ABSTRACT

In the 1964 Greek movie Miss Director, the female protagonist temporarily replaces her former mentor and engineering professor as manager of a large construction company. Falling in love with her handsome male assistant, she believes that, as a civil engineer, she cannot court him until she has recovered the femininity she sacrificed to her technical studies. He is in love with her too, but his respect for her and the engineering profession paralyzes him to act on his tender feelings. The comedy’s scenario explores the dilemmas faced by a young Greek woman engineer questioning the loss of her femininity.2 If in the 1920s, educated women’s burden had been to prove their ability to be competent and qualified in education and on the job, in the 1960s the onus shifted to their ability to be attractive as well. Being both female and a manager of a private construction company was considered to be a contradiction in terms.

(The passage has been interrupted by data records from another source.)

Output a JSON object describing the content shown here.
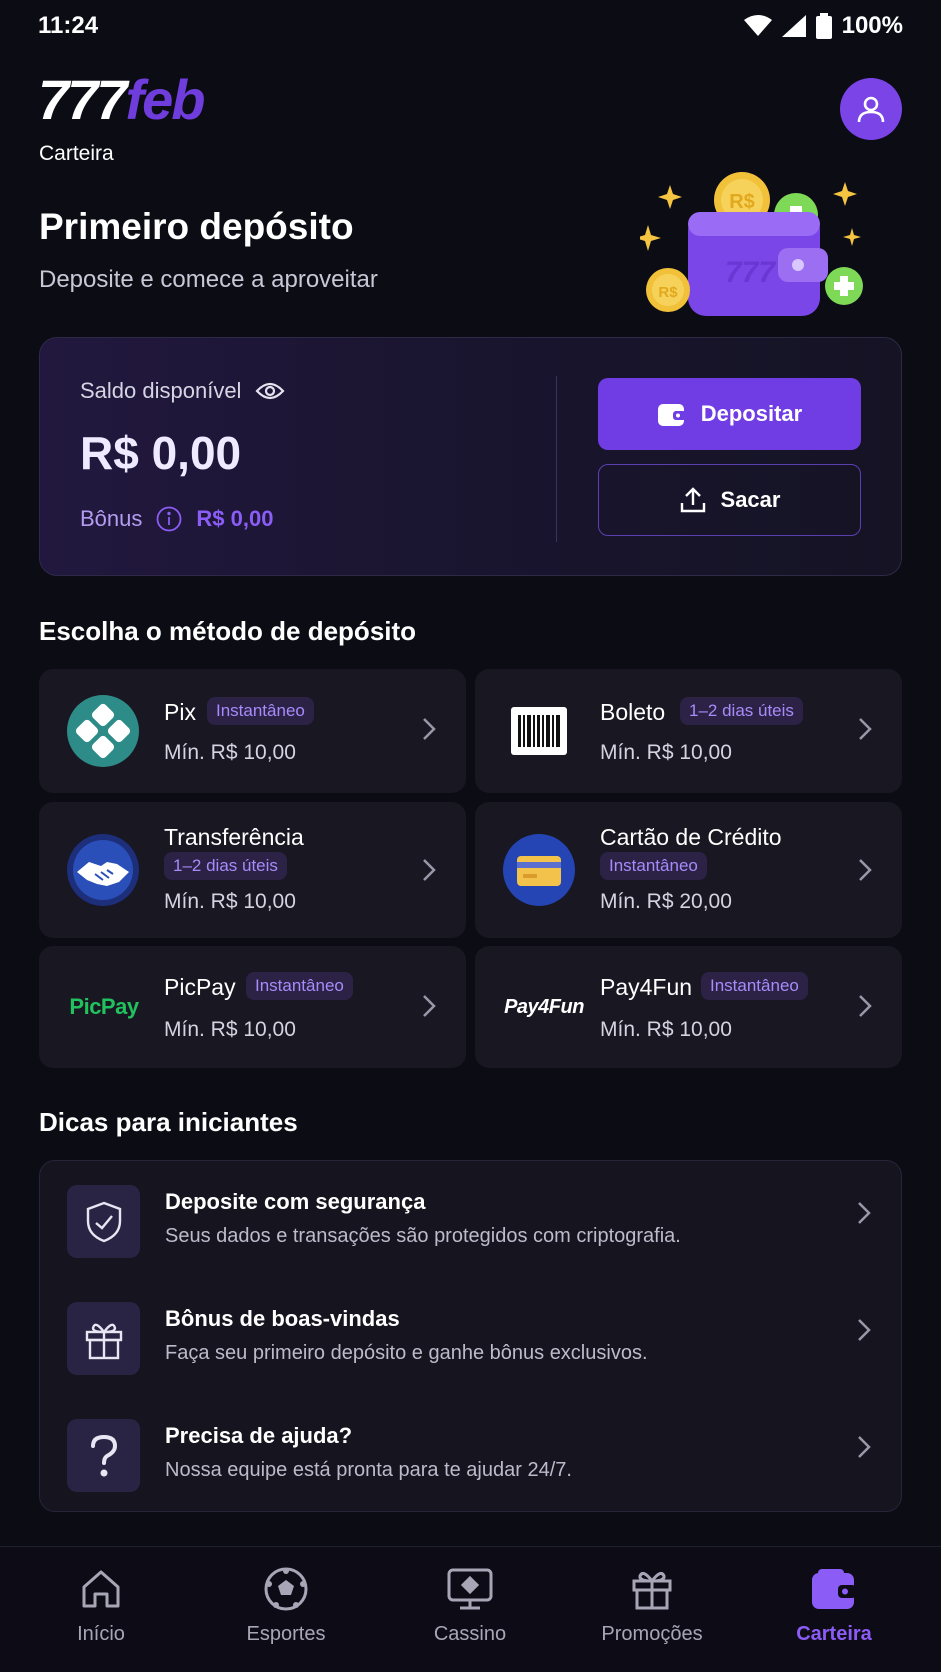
{
  "status_bar": {
    "time": "11:24",
    "battery": "100%"
  },
  "header": {
    "logo_num": "777",
    "logo_word": "feb",
    "section": "Carteira"
  },
  "hero": {
    "title": "Primeiro depósito",
    "subtitle": "Deposite e comece a aproveitar"
  },
  "balance": {
    "label": "Saldo disponível",
    "value": "R$ 0,00",
    "bonus_label": "Bônus",
    "bonus_value": "R$ 0,00",
    "deposit_label": "Depositar",
    "withdraw_label": "Sacar"
  },
  "methods_title": "Escolha o método de depósito",
  "methods": [
    {
      "name": "Pix",
      "badge": "Instantâneo",
      "min": "Mín. R$ 10,00",
      "icon": "pix-icon"
    },
    {
      "name": "Boleto",
      "badge": "1–2 dias úteis",
      "min": "Mín. R$ 10,00",
      "icon": "barcode-icon"
    },
    {
      "name": "Transferência",
      "badge": "1–2 dias úteis",
      "min": "Mín. R$ 10,00",
      "icon": "handshake-icon"
    },
    {
      "name": "Cartão de Crédito",
      "badge": "Instantâneo",
      "min": "Mín. R$ 20,00",
      "icon": "credit-card-icon"
    },
    {
      "name": "PicPay",
      "badge": "Instantâneo",
      "min": "Mín. R$ 10,00",
      "icon": "picpay-logo",
      "logo_text": "PicPay"
    },
    {
      "name": "Pay4Fun",
      "badge": "Instantâneo",
      "min": "Mín. R$ 10,00",
      "icon": "pay4fun-logo",
      "logo_text": "Pay4Fun"
    }
  ],
  "tips_title": "Dicas para iniciantes",
  "tips": [
    {
      "title": "Deposite com segurança",
      "desc": "Seus dados e transações são protegidos com criptografia.",
      "icon": "shield-icon"
    },
    {
      "title": "Bônus de boas-vindas",
      "desc": "Faça seu primeiro depósito e ganhe bônus exclusivos.",
      "icon": "gift-icon"
    },
    {
      "title": "Precisa de ajuda?",
      "desc": "Nossa equipe está pronta para te ajudar 24/7.",
      "icon": "question-icon"
    }
  ],
  "nav": [
    {
      "label": "Início",
      "icon": "home-icon"
    },
    {
      "label": "Esportes",
      "icon": "soccer-ball-icon"
    },
    {
      "label": "Cassino",
      "icon": "casino-icon"
    },
    {
      "label": "Promoções",
      "icon": "gift-icon"
    },
    {
      "label": "Carteira",
      "icon": "wallet-icon",
      "active": true
    }
  ],
  "colors": {
    "accent": "#6f3de3",
    "accent_text": "#8b5cf6",
    "background": "#0c0c15",
    "card": "#181722"
  }
}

In the period between 1890 and 1964 when the movie was made only 4.1 per cent of all engineering and architectural graduates were women many of whom sought refuge in the public sector, where work was more steady and secure, rather than in the private sector.3 The Greek film marked a moment when a woman engineer on the construction site was eccentric enough as a comic stage set to explore some enduring gender stereotypes. Since the making of Miss Director the position of women engineers has changed dramatically. Today women engineers represent twenty per cent of all engineers in Greece, and this percentage is increasing. Women are still more likely to work in the public sector than their male counterparts, but today a great number of women also are employed in the kind of private-sector work portrayed in the 1964 film.